A modest pull-back in the US Treasury bond yields seems to be only factor failing to provide any fresh bullish impetus for the US Dollar and assist the pair in building on to its strong gains beyond May monthly highs resistance near 114.35-40 region.
• USD/JPY scope for a test of 114.35 – UOB
However, the prevalent risk-on environment, as depicted by strong gains in global equity markets, was seen weighing on the Japanese Yen's safe-haven appeal. This accompanied with today's dovish comments by the BoJ Governor Haruhiko Kuroda and prospects of additional Fed rate hike action this year remained supportive of the strong bid tone surrounding the major.

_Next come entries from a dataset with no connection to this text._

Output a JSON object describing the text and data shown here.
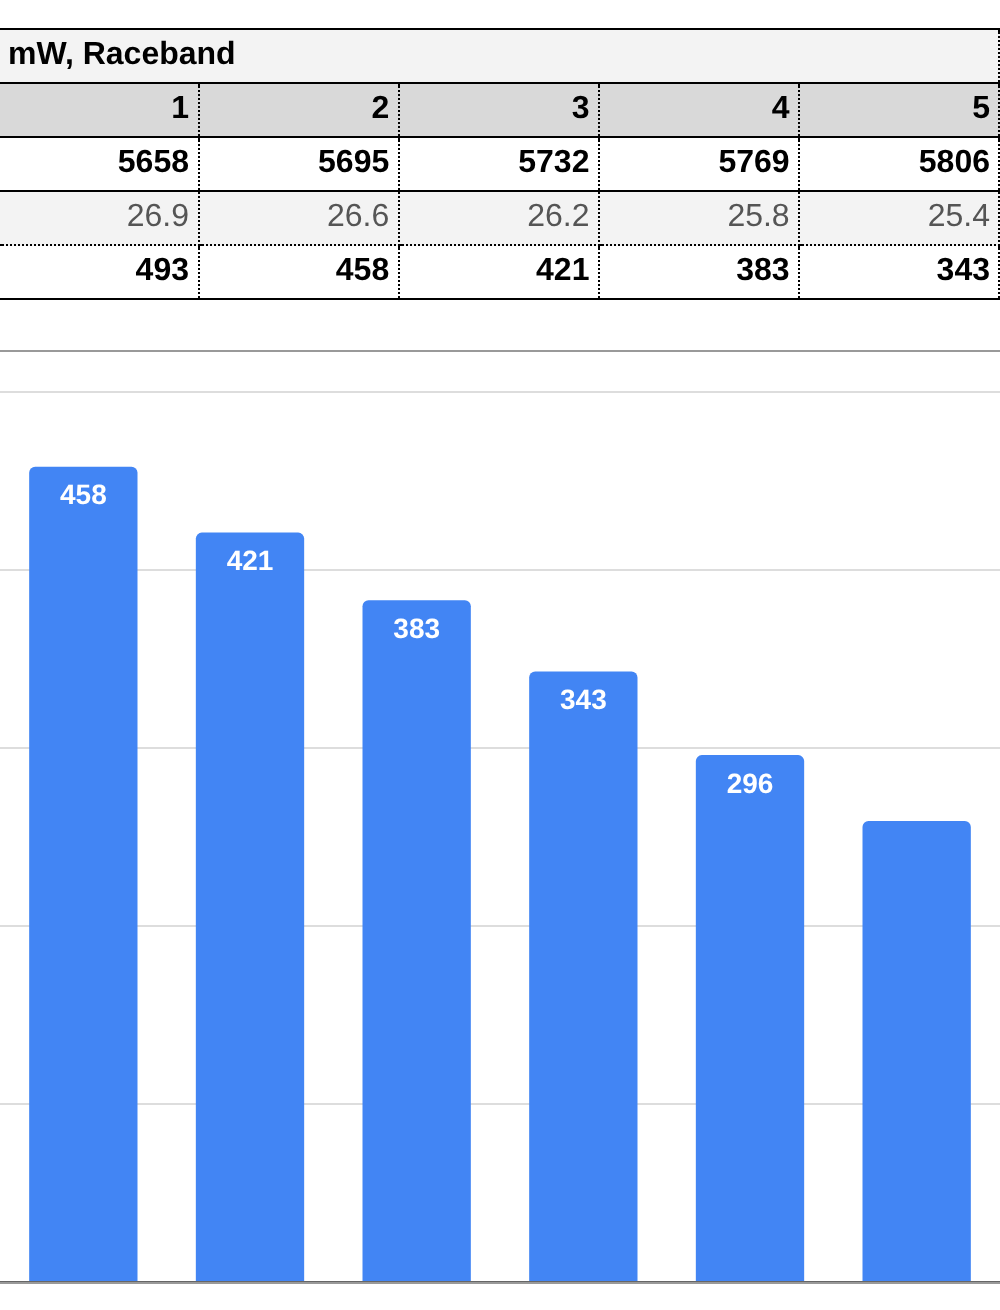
{
  "chart_data": {
    "type": "bar",
    "title": "mW, Raceband",
    "annotations": [
      "1",
      "2",
      "3",
      "4",
      "5",
      "5658",
      "5695",
      "5732",
      "5769",
      "5806",
      "26.9",
      "26.6",
      "26.2",
      "25.8",
      "25.4",
      "493",
      "458",
      "421",
      "383",
      "343"
    ],
    "categories": [
      null,
      null,
      null,
      null,
      null,
      null
    ],
    "values": [
      458,
      421,
      383,
      343,
      296,
      259
    ],
    "value_labels": [
      "458",
      "421",
      "383",
      "343",
      "296",
      null
    ],
    "color": "#4285f4",
    "ylim": [
      0,
      500
    ],
    "yticks": [
      {
        "value": 0,
        "label": null
      },
      {
        "value": 100,
        "label": null
      },
      {
        "value": 200,
        "label": null
      },
      {
        "value": 300,
        "label": null
      },
      {
        "value": 400,
        "label": null
      },
      {
        "value": 500,
        "label": null
      }
    ],
    "grid": "y",
    "tick_labels": false
  }
}
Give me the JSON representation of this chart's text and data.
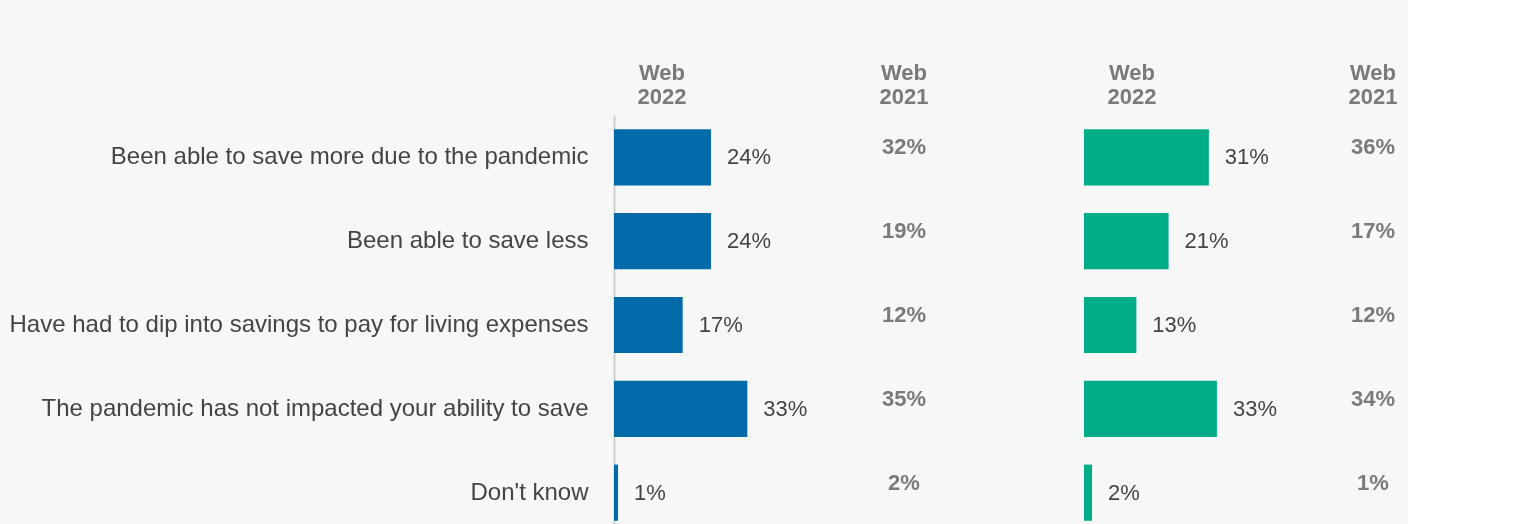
{
  "chart_data": [
    {
      "type": "bar",
      "orientation": "horizontal",
      "title": "Web 2022",
      "categories": [
        "Been able to save more due to the pandemic",
        "Been able to save less",
        "Have had to dip into savings to pay for living expenses",
        "The pandemic has not impacted your ability to save",
        "Don't know"
      ],
      "values": [
        24,
        24,
        17,
        33,
        1
      ],
      "value_labels": [
        "24%",
        "24%",
        "17%",
        "33%",
        "1%"
      ],
      "color": "#006ba8",
      "tick_labels": "y",
      "annotations": [
        "Web 2021",
        "32%",
        "19%",
        "12%",
        "35%",
        "2%"
      ]
    },
    {
      "type": "bar",
      "orientation": "horizontal",
      "title": "Web 2022",
      "values": [
        31,
        21,
        13,
        33,
        2
      ],
      "value_labels": [
        "31%",
        "21%",
        "13%",
        "33%",
        "2%"
      ],
      "color": "#00ad86",
      "tick_labels": false,
      "annotations": [
        "Web 2021",
        "36%",
        "17%",
        "12%",
        "34%",
        "1%"
      ]
    }
  ]
}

In absence of any major market moving economic releases from the US, broader market risk sentiment and the US bond yield dynamics would remain key determinants of the pair's movement at the start of a new trading week.
Technical levels to watch
A strong follow through buying interest beyond the 114.35-40 immediate resistance has the potential to continue boosting the pair further towards the key 115.00 psychological mark en-route its next major hurdle near 115.30-35 region.
On the downside, retracement back below the 114.00 handle, leading to a subsequent drop below the 113.70 level, could drag the pair back towards a short-term ascending trend-line resistance breakpoint, now turned support near 113.25-20 region.